On peut donc voir que la Constitution américaine tire sa force de trois facteurs essentiels : la définition claire d’un idéal politique ancré dans le républicanisme et le fédéralisme, l’équilibre des pouvoirs, la légitimité et la compétence des délégués l’ayant conçue. Plutôt que la procédure verticale à la française, laquelle inscrit la monarchie républicaine gaullienne dans la longue histoire de ce pays, c’est la démarche ou l’expérience américaine — portée en amont par la confiance et la légitimité politique et morale que les délégués, choisis en fonction d’une expertise affirmée, détenaient de leur communauté — qui remportait mon adhésion.

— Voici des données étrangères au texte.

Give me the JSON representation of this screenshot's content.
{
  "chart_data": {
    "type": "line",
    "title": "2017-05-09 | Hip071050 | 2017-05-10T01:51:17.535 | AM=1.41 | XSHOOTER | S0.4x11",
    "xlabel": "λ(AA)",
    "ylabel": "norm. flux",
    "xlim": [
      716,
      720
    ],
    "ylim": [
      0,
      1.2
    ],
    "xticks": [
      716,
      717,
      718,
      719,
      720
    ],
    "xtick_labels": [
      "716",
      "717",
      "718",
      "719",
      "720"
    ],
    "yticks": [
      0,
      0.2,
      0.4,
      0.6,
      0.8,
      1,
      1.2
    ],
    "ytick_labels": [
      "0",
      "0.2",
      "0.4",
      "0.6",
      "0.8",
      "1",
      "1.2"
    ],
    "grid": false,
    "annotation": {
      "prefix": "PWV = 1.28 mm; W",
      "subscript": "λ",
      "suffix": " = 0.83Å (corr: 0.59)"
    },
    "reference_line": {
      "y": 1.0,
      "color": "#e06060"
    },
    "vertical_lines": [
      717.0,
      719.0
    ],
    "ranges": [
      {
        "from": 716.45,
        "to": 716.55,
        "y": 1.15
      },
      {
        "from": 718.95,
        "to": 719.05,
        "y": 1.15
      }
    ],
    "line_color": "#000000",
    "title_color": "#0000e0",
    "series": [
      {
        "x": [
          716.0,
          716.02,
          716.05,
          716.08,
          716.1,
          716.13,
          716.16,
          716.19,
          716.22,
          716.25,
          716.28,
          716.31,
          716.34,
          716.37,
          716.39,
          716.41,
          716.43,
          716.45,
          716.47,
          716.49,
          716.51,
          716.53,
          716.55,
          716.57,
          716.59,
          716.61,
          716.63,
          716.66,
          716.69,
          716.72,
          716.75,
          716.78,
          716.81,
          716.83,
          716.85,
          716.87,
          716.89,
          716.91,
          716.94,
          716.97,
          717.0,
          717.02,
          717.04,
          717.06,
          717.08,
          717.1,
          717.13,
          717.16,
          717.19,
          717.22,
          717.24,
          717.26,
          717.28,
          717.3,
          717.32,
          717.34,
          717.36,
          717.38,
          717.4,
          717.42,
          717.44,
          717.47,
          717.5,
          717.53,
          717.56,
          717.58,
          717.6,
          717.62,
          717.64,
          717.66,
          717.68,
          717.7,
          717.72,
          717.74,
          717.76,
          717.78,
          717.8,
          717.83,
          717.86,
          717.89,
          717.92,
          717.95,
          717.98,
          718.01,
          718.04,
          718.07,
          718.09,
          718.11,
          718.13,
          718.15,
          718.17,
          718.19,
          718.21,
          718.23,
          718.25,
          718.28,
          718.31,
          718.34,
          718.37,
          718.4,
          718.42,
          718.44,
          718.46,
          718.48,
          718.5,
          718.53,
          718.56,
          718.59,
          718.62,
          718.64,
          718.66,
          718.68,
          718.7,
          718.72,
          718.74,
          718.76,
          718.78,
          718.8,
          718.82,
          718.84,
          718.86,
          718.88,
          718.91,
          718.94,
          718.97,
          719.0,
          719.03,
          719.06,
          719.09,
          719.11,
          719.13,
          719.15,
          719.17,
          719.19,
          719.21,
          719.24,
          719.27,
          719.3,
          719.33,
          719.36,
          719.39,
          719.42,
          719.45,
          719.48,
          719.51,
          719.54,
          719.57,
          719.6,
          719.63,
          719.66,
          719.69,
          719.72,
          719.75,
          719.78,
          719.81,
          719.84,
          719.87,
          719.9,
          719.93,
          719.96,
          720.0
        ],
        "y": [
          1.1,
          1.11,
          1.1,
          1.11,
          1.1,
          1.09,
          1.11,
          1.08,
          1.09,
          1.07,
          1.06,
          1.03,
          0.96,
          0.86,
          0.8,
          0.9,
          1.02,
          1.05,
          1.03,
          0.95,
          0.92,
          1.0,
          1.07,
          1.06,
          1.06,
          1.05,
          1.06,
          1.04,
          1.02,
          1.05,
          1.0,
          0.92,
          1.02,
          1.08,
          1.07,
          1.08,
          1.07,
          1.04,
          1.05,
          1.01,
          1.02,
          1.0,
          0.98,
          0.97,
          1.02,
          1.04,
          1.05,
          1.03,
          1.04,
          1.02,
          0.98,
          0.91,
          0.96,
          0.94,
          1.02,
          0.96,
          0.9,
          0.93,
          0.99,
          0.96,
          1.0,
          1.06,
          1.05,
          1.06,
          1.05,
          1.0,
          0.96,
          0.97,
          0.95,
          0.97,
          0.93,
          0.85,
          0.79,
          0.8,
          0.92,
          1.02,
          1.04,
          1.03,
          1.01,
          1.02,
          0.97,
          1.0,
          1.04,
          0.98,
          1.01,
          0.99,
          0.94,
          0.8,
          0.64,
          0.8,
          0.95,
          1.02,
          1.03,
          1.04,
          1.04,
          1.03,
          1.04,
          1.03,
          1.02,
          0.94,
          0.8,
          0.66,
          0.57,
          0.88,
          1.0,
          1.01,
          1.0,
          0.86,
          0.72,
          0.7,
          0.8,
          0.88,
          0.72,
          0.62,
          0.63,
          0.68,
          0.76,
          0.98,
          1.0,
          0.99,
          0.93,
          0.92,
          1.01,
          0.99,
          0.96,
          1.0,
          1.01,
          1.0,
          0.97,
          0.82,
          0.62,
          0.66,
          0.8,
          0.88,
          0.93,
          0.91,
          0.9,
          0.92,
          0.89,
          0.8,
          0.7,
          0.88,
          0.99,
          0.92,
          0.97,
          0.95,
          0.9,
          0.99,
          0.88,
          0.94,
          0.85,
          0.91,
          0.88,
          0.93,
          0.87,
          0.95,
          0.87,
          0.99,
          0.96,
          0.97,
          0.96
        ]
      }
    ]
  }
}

Un Dialogue national en trompe-l’œil

S’adressant à ses compatriotes, le président John Kennedy a déclaré un jour : « ne demandez pas à votre pays ce qu’il peut faire pour vous, demandez ce que vous pouvez faire pour votre pays ». Poussons cette logique patriotique plus loin. Que peut-on faire pour son pays si l’on n’a jamais rien fait pour soi-même ? Comment bâtir la maison commune quand on n’a jamais été capable d’ériger un toit au-dessus de sa tête ? Et comment construit-on un édifice si l’on n’est pas outillé ?

Autant de questions sur le Dialogue national, un fourre-tout constitué de nombreux délégués dont l’unique spécialité se limite aux polémiques vaniteuses sur les réseaux sociaux, monde toxique de l’infox et de la « post-vérité » qui donne une illusion de sens à leur existence. Aucune réflexion ni réalisation notable, les voilà appelés à accoucher de la nouvelle république.

Comment comprendre — arrêtons-nous à cet exemple — qu’un chercheur en sciences humaines de la trempe de Joseph Tonda, malgré le style parfois inutilement abscons et touffu de son dernier livre Afrodystopie. La vie dans le rêve d’Autrui (2021), auteur de travaux académiques majeurs — souvent menés en collaboration avec Françoise Bernault, professeure à Sciences Po (Paris) — sur la culture politique d’Afrique centrale soit écarté de l’œuvre de reconstruction du Gabon ?

En France, l’on compte des universitaires gabonais, spécialistes du droit du travail, du droit public, sollicités de par le monde, que le CTRI a tout bonnement snobé. D’autres ont commis des ouvrages politiques de grande valeur. Ils mènent une critique épistémique du modèle politique gabonais depuis des décennies. Ces intellectuels sont invisibilisés, parce que l’homo politicus gabonais abhorre la rationalité et la rigueur du travail universitaire.

N’empêche. La pensée et l’écriture restent une vocation. Elles continueront de nous habiter malgré la désillusion. C’est que le modèle politique en préparation sous nos yeux ne semble pas ouvrir l’horizon de la félicité, selon le nouveau mantra. Il ne sera en rien différent de celui des Bongo lorsqu’on voit le culte de la personnalité qui se construit autour du général et de son épouse. Mythifié en quelques mois de règne, le couple est déjà parrain et marraine de villes nouvelles, des rues, des immeubles, des progénitures baptisés à leur nom. Qu’est-ce qu’une telle culture augure pour le Gabon ? Sans doute d'un nouveau cauchemar : « la vie dans le rêve d’Autrui » qui n’aide pas un peuple à sortir de l’esprit de la néo-colonialité, à être présent à lui-même.